We need a government with the vision to make this happen — a vision that spreads across every cabinet department, from interior to agriculture to commerce to labor to treasury to transportation to state. Just as the struggles are integrated, so must the response be integrated in order for the gains to be integrated, too — in order for “the tools we use to combat climate change” to be “the same tools we can use to change the game for low-income Americans and people of color,” in the words of environmental justice activist Phaedra Ellis-Lamkins (92).
This is why one of Sanders’s biggest supposed liabilities — that he has no reliable allies in Congress — could become one of his biggest strengths: he can recruit a dream cabinet full of people who have always thought outside the box. The oldest candidate may turn out to be the one with the freshest ideas. Incidentally, this is also the most significant response to concerns about the senator’s health: if he dies even one hundred days into office, God forbid, he’ll have nominated a cabinet with a mandate to promote a bolder vision than any other candidate for the presidency has proposed so far. And to the complaint that even a Democratic congress — to say nothing of a Republican-controlled one — would pass any of Sanders’s legislation, a socialist-inspired cabinet could do a great deal on the executive level, and could support local and state-level Green New Deals through bureaucratic means.

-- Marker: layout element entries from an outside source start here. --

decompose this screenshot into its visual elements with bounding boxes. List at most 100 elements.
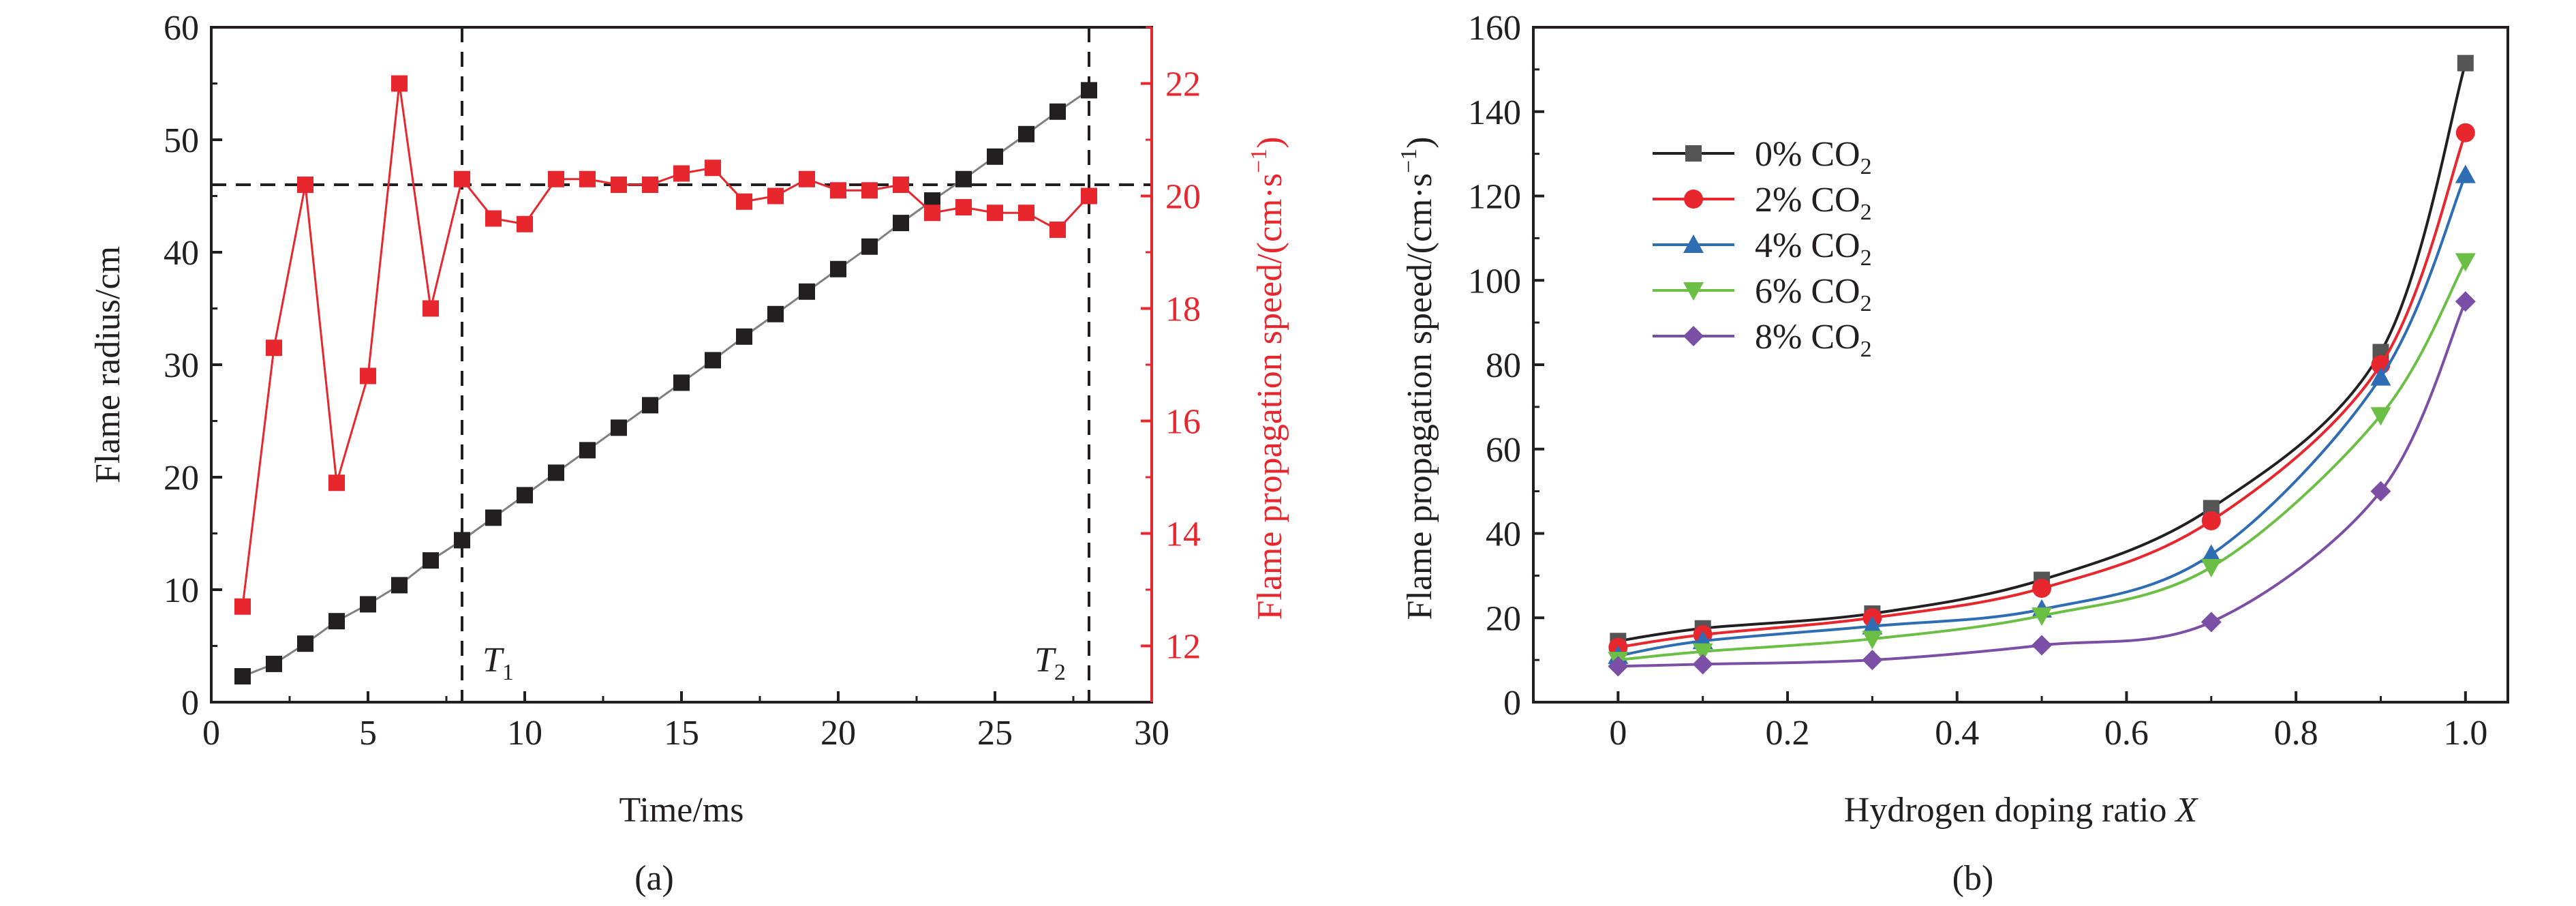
speed-point <box>423 300 439 317</box>
panel-a-reference-lines <box>211 27 1152 702</box>
y-tick-label: 0 <box>1503 684 1521 723</box>
series-point <box>2031 635 2053 656</box>
panel-a-y2-ticks: 12 14 16 18 20 22 <box>1141 26 1201 667</box>
x-tick-label: 0.8 <box>2274 714 2318 753</box>
y-tick-label: 50 <box>164 121 199 160</box>
x-tick-label: 25 <box>977 714 1013 753</box>
panel-a-y-axis-label: Flame radius/cm <box>89 246 127 483</box>
radius-point <box>705 352 721 369</box>
legend-label-main: 6% CO <box>1755 272 1860 311</box>
speed-point <box>705 160 721 177</box>
radius-point <box>987 148 1003 165</box>
panel-b-y-axis-label: Flame propagation speed/(cm·s−1) <box>1396 136 1439 620</box>
legend-marker <box>1683 235 1704 253</box>
radius-series-line <box>242 89 1090 678</box>
y2-tick-label: 12 <box>1165 628 1201 667</box>
series-point <box>1862 631 1883 650</box>
speed-point <box>673 165 690 182</box>
series-fit-line <box>1618 174 2467 657</box>
series-point <box>2370 481 2391 502</box>
legend-marker <box>1683 326 1704 346</box>
x-tick-label: 0.2 <box>1766 714 1810 753</box>
radius-point <box>423 552 439 569</box>
panel-b-y-ticks: 0 20 40 60 80 100 120 140 160 <box>1468 9 1544 723</box>
y2-tick-label: 22 <box>1165 65 1201 104</box>
panel-b-y-label-main: Flame propagation speed/(cm·s <box>1400 173 1439 620</box>
y-tick-label: 160 <box>1468 9 1521 48</box>
panel-b-y-label-sup: −1 <box>1396 149 1422 173</box>
speed-point <box>893 177 909 193</box>
series-point <box>2201 544 2222 563</box>
panel-a-caption: (a) <box>634 859 674 898</box>
radius-point <box>799 283 815 300</box>
x-tick-label: 30 <box>1134 714 1169 753</box>
radius-point <box>234 668 251 685</box>
radius-point <box>579 442 596 459</box>
t1-label-main: T <box>482 641 504 680</box>
panel-a-y2-axis-label: Flame propagation speed/(cm·s−1) <box>1246 136 1289 620</box>
speed-point <box>548 170 564 187</box>
x-tick-label: 20 <box>821 714 856 753</box>
radius-point <box>391 577 408 594</box>
speed-point <box>1018 205 1034 222</box>
y-tick-label: 60 <box>1486 431 1521 470</box>
y-tick-label: 10 <box>164 571 199 610</box>
panel-b-chart: 0 0.2 0.4 0.6 0.8 1.0 0 20 40 60 80 100 120 140 160 0… <box>1396 9 2509 898</box>
y2-tick-label: 18 <box>1165 290 1201 329</box>
panel-b-x-label-main: Hydrogen doping ratio <box>1844 791 2176 830</box>
series-point <box>2370 367 2391 386</box>
y-tick-label: 120 <box>1468 178 1521 217</box>
speed-point <box>517 215 533 232</box>
series-point <box>1692 643 1713 662</box>
x-tick-label: 1.0 <box>2443 714 2487 753</box>
legend-label: 2% CO2 <box>1755 181 1872 225</box>
legend-label-main: 0% CO <box>1755 135 1860 174</box>
series-fit-line <box>1618 301 2467 668</box>
panel-a-x-axis-label: Time/ms <box>619 791 743 830</box>
speed-point <box>485 210 502 227</box>
series-point <box>2455 253 2476 272</box>
t1-label: T1 <box>482 641 514 685</box>
radius-point <box>767 305 784 322</box>
radius-point <box>830 260 846 277</box>
legend-label-main: 8% CO <box>1755 318 1860 357</box>
series-point <box>1862 650 1883 671</box>
x-tick-label: 0.4 <box>1935 714 1979 753</box>
legend-label-sub: 2 <box>1860 245 1872 271</box>
panel-a-y2-label-main: Flame propagation speed/(cm·s <box>1251 173 1289 620</box>
y-tick-label: 60 <box>164 9 199 48</box>
y-tick-label: 30 <box>164 346 199 385</box>
speed-point <box>1049 222 1066 238</box>
radius-point <box>548 464 564 481</box>
radius-point <box>1018 125 1034 142</box>
y-tick-label: 0 <box>181 684 199 723</box>
speed-point <box>955 199 972 215</box>
y-tick-label: 40 <box>1486 515 1521 554</box>
legend-marker <box>1683 282 1704 301</box>
panel-b-caption: (b) <box>1952 859 1994 898</box>
speed-point <box>861 182 878 199</box>
y2-tick-label: 16 <box>1165 403 1201 442</box>
panel-a-y2-label-close: ) <box>1251 136 1289 148</box>
series-point <box>2201 611 2222 633</box>
speed-point <box>830 182 846 199</box>
radius-point <box>736 328 752 345</box>
series-point <box>2031 607 2053 626</box>
x-tick-label: 0 <box>1609 714 1627 753</box>
t2-label: T2 <box>1034 641 1066 685</box>
y-tick-label: 140 <box>1468 93 1521 132</box>
series-point <box>1608 656 1629 677</box>
series-point <box>2201 511 2221 530</box>
speed-point <box>297 177 313 193</box>
speed-point <box>328 474 345 492</box>
x-tick-label: 15 <box>664 714 699 753</box>
legend-label: 6% CO2 <box>1755 272 1872 316</box>
series-point <box>2201 559 2222 577</box>
radius-point <box>673 374 690 391</box>
legend-label-main: 2% CO <box>1755 181 1860 220</box>
radius-point <box>297 635 313 652</box>
y2-tick-label: 14 <box>1165 515 1201 554</box>
y-tick-label: 100 <box>1468 262 1521 301</box>
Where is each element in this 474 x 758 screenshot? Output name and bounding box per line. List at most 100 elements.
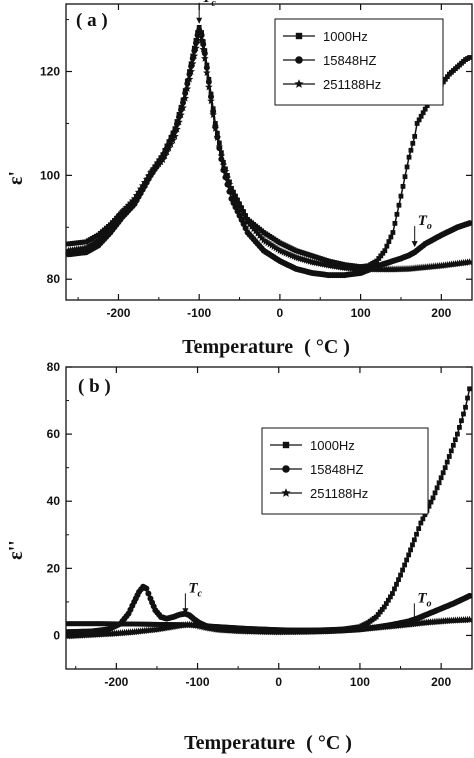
x-tick-label: -100 (186, 675, 210, 689)
data-point (102, 227, 111, 235)
data-point (418, 520, 424, 526)
panel-a-x-axis-title: Temperature ( °C ) (182, 336, 350, 358)
data-point (155, 160, 163, 168)
data-point (215, 142, 224, 151)
legend-label: 1000Hz (310, 438, 355, 453)
data-point (124, 201, 133, 209)
panel-b-label: ( b ) (78, 376, 111, 397)
data-point (195, 31, 203, 39)
data-point (408, 147, 414, 153)
data-point (185, 75, 194, 83)
data-point (396, 202, 402, 208)
data-point (420, 110, 426, 116)
legend-marker-square (282, 441, 290, 449)
data-point (373, 614, 379, 620)
data-point (380, 250, 386, 256)
data-point (146, 168, 155, 177)
data-point (410, 140, 416, 146)
data-point (150, 164, 159, 172)
data-point (120, 205, 129, 213)
data-point (196, 26, 203, 33)
data-point (100, 229, 109, 238)
data-point (225, 180, 234, 188)
data-point (450, 442, 456, 448)
data-point (426, 503, 432, 509)
data-point (122, 203, 131, 211)
data-point (404, 164, 410, 170)
data-point (434, 485, 440, 491)
data-point (430, 495, 436, 501)
data-point (406, 552, 412, 558)
y-tick-label: 80 (47, 272, 61, 286)
data-point (169, 136, 177, 144)
data-point (446, 454, 452, 459)
x-tick-label: -200 (104, 675, 128, 689)
legend-label: 251188Hz (310, 486, 368, 501)
data-point (145, 590, 152, 597)
panel-b-x-axis-title-unit: ( °C ) (306, 732, 352, 754)
data-point (165, 144, 173, 152)
data-point (398, 193, 404, 199)
data-point (454, 431, 460, 437)
data-point (390, 591, 395, 596)
data-point (173, 125, 181, 133)
data-point (183, 84, 192, 93)
data-point (157, 157, 165, 166)
data-point (376, 256, 382, 261)
data-point (203, 68, 211, 77)
panel-b-y-axis-title: ε'' (5, 540, 27, 560)
panel-b-x-axis-title-text: Temperature (184, 732, 295, 754)
data-point (104, 225, 113, 233)
data-point (193, 36, 202, 44)
data-point (126, 199, 135, 207)
data-point (452, 437, 458, 443)
data-point (171, 132, 179, 140)
data-point (432, 490, 438, 496)
data-point (416, 117, 422, 123)
data-point (459, 418, 464, 424)
data-point (408, 547, 413, 553)
data-point (92, 237, 101, 245)
data-point (444, 459, 450, 465)
data-point (465, 395, 470, 401)
data-point (442, 465, 448, 471)
data-point (383, 601, 389, 606)
data-point (440, 470, 446, 476)
data-point (381, 604, 387, 610)
legend-marker-square (295, 32, 303, 40)
panel-a-data (66, 24, 472, 279)
x-tick-label: 200 (431, 306, 451, 320)
data-point (207, 96, 215, 105)
data-point (199, 45, 208, 53)
y-tick-label: 80 (47, 360, 61, 374)
panel-a: -200 -100 0 100 200 80 100 120 ( a ) 1000Hz 1584… (5, 0, 473, 358)
data-point (175, 118, 183, 126)
data-point (197, 36, 206, 44)
data-point (416, 526, 422, 532)
data-point (465, 615, 472, 623)
data-point (465, 258, 472, 266)
data-point (420, 516, 426, 522)
data-point (384, 243, 390, 249)
data-point (463, 404, 468, 410)
legend-marker-circle (282, 465, 290, 473)
data-point (201, 54, 209, 62)
panel-a-annotations: Tc To (196, 0, 432, 248)
panel-b: -200 -100 0 100 200 0 20 40 60 80 ( b ) 1000Hz 158… (5, 360, 473, 754)
data-point (223, 173, 232, 182)
data-point (128, 196, 137, 205)
data-point (181, 94, 189, 102)
data-point (90, 238, 99, 247)
x-tick-label: -200 (106, 306, 130, 320)
data-point (387, 594, 393, 600)
data-point (394, 211, 400, 217)
data-point (385, 597, 391, 603)
legend-label: 251188Hz (323, 77, 381, 92)
series-251188Hz (66, 31, 472, 273)
data-point (179, 103, 187, 112)
data-point (219, 160, 228, 169)
data-point (400, 184, 406, 189)
data-point (394, 581, 399, 587)
legend-marker-star (294, 79, 304, 88)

But, as will be the refrain throughout all of this, we have to act quickly. It would be wonderful if the cities of the future could look like Stockholm, 74% of whose primary mode of transportation is walking (179). But this is far from guaranteed in the majority world. Sunita Narain, director general of the Centre for Science and Environment, remarked, “Much of India still takes the bus, walks or cycles — in many cities as much as 20 percent of the population bikes. We do this because we are poor. Now the challenge is to reinvent city planning so that we can do this as we become rich” (96).
This is, indeed, the challenge: to scale a sustainable socialism as the global population grows rather than to balloon an unsustainable consumerist delusion.